イランが1─0で敗れ、観衆がスタジアムを後にする中、ロイターの記者らは、警備員が活動家のシャツを着た男性らをスタジアム内で追いかけ、イラン反政府抗議行動における「女性、命、自由」というスローガンを叫ぶ1人を地面に押し倒すのを目撃した。

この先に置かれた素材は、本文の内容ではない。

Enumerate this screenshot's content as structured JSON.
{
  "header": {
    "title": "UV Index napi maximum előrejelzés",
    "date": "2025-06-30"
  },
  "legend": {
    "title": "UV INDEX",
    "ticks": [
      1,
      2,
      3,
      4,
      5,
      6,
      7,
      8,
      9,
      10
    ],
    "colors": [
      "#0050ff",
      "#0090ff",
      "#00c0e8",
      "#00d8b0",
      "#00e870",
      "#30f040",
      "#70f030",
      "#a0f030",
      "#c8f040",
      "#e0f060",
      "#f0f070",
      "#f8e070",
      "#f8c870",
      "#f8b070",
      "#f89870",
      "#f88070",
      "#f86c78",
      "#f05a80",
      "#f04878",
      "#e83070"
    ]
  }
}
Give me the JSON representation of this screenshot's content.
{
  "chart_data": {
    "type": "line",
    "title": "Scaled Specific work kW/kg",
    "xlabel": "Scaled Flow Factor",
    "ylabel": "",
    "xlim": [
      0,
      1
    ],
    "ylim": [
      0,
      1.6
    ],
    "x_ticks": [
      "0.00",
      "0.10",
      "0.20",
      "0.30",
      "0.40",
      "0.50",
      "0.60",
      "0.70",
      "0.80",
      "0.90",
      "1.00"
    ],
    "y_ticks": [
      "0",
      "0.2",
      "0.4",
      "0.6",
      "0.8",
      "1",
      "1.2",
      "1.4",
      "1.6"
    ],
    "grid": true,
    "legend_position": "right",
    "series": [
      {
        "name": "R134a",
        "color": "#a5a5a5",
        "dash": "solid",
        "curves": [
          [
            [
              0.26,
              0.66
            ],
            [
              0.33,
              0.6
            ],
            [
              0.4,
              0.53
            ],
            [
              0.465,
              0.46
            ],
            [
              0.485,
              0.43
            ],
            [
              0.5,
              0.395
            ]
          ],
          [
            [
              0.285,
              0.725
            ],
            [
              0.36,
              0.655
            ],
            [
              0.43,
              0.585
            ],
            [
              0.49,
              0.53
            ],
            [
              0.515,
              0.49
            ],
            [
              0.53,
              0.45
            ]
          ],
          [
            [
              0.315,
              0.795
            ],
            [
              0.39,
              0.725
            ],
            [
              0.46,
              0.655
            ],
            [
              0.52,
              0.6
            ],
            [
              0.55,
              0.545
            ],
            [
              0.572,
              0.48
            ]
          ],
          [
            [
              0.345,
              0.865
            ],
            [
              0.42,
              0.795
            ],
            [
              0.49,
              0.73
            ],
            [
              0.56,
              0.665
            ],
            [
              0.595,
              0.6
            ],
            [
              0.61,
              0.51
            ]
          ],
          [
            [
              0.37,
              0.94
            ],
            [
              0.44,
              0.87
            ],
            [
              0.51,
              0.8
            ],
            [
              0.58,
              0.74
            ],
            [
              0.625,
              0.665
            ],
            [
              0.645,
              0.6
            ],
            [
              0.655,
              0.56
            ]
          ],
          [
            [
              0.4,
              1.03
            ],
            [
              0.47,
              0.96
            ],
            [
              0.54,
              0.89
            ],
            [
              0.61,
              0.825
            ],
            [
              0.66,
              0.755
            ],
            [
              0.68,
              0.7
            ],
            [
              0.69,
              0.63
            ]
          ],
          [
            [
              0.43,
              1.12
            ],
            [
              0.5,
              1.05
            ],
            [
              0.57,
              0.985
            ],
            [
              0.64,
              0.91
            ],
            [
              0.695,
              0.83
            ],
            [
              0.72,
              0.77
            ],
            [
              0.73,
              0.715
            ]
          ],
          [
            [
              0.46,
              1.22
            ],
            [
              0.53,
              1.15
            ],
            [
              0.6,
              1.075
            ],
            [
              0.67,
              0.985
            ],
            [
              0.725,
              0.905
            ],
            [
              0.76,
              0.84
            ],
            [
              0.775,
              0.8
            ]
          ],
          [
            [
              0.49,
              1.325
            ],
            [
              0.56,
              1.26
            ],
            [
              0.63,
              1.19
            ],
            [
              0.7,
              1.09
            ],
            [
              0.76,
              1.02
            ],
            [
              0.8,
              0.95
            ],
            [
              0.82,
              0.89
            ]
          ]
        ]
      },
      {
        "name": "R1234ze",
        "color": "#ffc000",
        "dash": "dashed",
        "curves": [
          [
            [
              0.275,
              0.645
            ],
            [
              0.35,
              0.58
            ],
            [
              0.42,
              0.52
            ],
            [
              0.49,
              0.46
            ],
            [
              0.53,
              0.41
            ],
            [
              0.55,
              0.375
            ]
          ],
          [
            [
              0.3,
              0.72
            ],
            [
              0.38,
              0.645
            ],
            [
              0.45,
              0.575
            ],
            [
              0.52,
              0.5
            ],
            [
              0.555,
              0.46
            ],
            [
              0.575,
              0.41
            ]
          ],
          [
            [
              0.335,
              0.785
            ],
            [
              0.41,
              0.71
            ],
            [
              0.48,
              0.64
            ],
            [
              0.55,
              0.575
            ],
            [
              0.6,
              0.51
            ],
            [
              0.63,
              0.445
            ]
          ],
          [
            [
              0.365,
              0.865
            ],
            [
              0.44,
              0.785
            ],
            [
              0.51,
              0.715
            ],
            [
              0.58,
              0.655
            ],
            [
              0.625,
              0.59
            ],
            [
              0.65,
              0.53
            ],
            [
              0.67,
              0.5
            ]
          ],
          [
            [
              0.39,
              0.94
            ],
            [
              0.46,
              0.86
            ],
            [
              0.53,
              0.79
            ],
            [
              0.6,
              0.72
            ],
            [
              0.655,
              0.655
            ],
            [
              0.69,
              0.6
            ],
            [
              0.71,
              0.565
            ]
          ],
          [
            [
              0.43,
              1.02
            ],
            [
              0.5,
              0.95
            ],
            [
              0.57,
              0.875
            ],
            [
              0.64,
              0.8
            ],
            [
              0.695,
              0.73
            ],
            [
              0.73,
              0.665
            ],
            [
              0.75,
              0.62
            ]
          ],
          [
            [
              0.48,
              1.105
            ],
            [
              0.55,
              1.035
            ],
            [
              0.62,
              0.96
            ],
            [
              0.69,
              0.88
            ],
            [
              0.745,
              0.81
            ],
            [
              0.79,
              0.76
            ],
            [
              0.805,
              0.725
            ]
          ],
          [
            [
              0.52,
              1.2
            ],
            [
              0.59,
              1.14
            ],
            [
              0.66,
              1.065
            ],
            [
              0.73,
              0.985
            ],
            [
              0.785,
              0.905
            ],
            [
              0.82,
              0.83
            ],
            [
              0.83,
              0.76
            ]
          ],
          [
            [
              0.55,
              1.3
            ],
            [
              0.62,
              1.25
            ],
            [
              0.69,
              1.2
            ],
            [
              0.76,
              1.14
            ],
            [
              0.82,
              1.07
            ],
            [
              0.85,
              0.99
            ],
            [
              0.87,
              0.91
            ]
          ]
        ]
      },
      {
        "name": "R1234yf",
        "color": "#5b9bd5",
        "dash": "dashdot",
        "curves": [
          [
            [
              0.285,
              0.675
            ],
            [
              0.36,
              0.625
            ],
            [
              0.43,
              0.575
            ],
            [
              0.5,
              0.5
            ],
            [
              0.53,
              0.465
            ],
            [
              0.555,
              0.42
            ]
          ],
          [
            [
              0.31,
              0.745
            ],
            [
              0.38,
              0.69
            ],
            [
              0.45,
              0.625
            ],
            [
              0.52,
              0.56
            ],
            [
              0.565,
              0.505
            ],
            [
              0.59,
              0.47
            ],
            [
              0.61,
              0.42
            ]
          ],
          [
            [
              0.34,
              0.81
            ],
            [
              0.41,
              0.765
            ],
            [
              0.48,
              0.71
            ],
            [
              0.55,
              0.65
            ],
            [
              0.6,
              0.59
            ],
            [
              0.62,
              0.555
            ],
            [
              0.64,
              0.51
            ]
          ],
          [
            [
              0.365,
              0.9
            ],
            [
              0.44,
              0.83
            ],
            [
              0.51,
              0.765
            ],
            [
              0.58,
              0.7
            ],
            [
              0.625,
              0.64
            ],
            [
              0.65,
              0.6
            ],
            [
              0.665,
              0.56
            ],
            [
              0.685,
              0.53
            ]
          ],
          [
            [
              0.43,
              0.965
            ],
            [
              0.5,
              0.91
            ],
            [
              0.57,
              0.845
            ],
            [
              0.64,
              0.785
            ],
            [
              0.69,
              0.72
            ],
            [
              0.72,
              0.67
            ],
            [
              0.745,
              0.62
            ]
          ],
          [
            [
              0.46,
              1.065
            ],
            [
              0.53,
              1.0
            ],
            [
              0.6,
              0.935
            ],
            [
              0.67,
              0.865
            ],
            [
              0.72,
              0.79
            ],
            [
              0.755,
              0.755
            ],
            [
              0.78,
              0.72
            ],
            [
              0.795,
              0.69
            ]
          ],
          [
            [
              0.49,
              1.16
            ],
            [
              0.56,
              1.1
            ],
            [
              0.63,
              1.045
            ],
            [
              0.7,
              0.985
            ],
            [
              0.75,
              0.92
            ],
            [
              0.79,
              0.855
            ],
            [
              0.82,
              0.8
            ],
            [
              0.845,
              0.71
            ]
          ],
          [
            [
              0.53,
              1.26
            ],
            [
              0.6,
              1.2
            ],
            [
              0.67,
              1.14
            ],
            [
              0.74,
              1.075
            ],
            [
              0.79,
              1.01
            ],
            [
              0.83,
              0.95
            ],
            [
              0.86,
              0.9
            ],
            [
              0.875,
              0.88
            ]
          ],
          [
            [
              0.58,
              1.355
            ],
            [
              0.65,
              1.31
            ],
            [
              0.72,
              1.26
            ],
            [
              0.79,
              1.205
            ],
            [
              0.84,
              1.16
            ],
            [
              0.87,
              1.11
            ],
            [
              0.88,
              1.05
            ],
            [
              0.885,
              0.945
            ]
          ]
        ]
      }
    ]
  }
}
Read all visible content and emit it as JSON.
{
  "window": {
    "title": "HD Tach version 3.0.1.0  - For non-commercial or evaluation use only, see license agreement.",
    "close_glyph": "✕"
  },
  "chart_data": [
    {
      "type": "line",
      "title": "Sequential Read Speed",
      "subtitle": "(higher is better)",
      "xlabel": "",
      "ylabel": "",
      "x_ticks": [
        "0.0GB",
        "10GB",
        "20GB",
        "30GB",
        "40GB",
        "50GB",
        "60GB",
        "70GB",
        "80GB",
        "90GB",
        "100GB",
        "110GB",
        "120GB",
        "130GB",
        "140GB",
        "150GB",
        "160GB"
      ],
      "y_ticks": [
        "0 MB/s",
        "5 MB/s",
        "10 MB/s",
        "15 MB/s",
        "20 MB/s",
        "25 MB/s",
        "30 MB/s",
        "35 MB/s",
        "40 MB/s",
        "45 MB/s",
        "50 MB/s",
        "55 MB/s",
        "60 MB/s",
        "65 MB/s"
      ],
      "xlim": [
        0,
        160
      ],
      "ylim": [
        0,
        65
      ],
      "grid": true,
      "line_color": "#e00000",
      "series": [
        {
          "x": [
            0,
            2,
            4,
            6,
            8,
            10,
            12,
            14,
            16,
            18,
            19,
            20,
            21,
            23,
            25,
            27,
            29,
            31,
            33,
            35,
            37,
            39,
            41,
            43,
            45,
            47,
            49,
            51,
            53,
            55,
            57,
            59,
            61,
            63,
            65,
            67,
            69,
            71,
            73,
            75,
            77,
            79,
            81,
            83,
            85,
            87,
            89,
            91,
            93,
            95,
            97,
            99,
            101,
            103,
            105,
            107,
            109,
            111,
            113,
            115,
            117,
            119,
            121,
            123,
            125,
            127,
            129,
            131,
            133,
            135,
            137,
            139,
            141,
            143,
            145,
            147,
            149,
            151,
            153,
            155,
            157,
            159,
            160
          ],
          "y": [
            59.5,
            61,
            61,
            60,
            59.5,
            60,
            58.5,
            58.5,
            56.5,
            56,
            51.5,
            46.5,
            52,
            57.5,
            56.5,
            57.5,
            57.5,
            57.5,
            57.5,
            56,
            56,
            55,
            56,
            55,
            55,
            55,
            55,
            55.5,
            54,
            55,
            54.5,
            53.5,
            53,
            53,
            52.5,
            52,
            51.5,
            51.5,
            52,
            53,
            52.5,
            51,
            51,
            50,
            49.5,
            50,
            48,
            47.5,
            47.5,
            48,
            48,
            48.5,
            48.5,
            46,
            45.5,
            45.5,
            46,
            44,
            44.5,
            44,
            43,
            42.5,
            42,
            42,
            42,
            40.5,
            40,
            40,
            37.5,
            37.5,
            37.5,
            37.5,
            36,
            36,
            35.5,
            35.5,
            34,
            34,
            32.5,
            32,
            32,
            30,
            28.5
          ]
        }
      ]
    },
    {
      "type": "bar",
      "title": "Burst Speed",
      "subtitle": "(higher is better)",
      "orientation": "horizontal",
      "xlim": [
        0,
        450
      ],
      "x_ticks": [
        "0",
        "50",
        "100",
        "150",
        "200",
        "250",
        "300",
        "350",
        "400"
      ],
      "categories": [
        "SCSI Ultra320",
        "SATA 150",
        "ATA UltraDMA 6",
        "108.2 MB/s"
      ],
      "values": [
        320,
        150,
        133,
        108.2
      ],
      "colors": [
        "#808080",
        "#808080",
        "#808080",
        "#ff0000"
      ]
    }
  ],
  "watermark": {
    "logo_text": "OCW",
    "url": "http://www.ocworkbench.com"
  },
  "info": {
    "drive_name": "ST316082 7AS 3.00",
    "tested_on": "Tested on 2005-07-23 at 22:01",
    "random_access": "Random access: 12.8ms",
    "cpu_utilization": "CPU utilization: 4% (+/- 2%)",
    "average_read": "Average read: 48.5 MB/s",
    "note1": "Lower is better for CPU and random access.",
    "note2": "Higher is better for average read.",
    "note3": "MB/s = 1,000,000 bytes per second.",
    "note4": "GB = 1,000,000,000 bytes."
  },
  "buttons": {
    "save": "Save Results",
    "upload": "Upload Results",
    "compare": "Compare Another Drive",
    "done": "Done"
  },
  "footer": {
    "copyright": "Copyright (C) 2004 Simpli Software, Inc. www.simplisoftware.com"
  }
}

試合に先立ち、FIFAの人権担当部門は、それ以前のイランの試合における処遇に不服を唱えたファンにメールを送り、「女性、命、自由」や、マフサ・アミニさんの名前や肖像画をスタジアムで掲げることは認められると表明した。アミニさんは、イラン警察による拘束中に亡くなり、抗議行動のきっかけとなった女性だ。

ロイターでもそのメールの文面を確認した。

カタールのW杯組織委員会は、「治安当局は対立を和らげ、平穏を回復するために介入した」と述べた。カタール政府のメディアオフィスにコメントを求めたが、回答は得られなかった。

サッカーファンにとっては「現実問題」

ファンはダブルスタンダード(二重基準)だと感じているが、アナリストによれば、こうしたアプローチはカタールにとっての政治的な優先順位を反映している。カタールは権威主義的な政府を擁する保守的なイスラム国家だが、長年に渡り、外交面では難しい綱渡りを続けてきた。

カタールは外交政策として、イランとの良好な関係を構築する一方で中東最大の米軍基地を受け入れ、パレスチナのイスラム組織ハマスを受け入れつつ、かつてはイスラエルと一定の貿易関係を持ち、今回のW杯に向けて、イスラエルからドーハへの直行便を初めて許可した。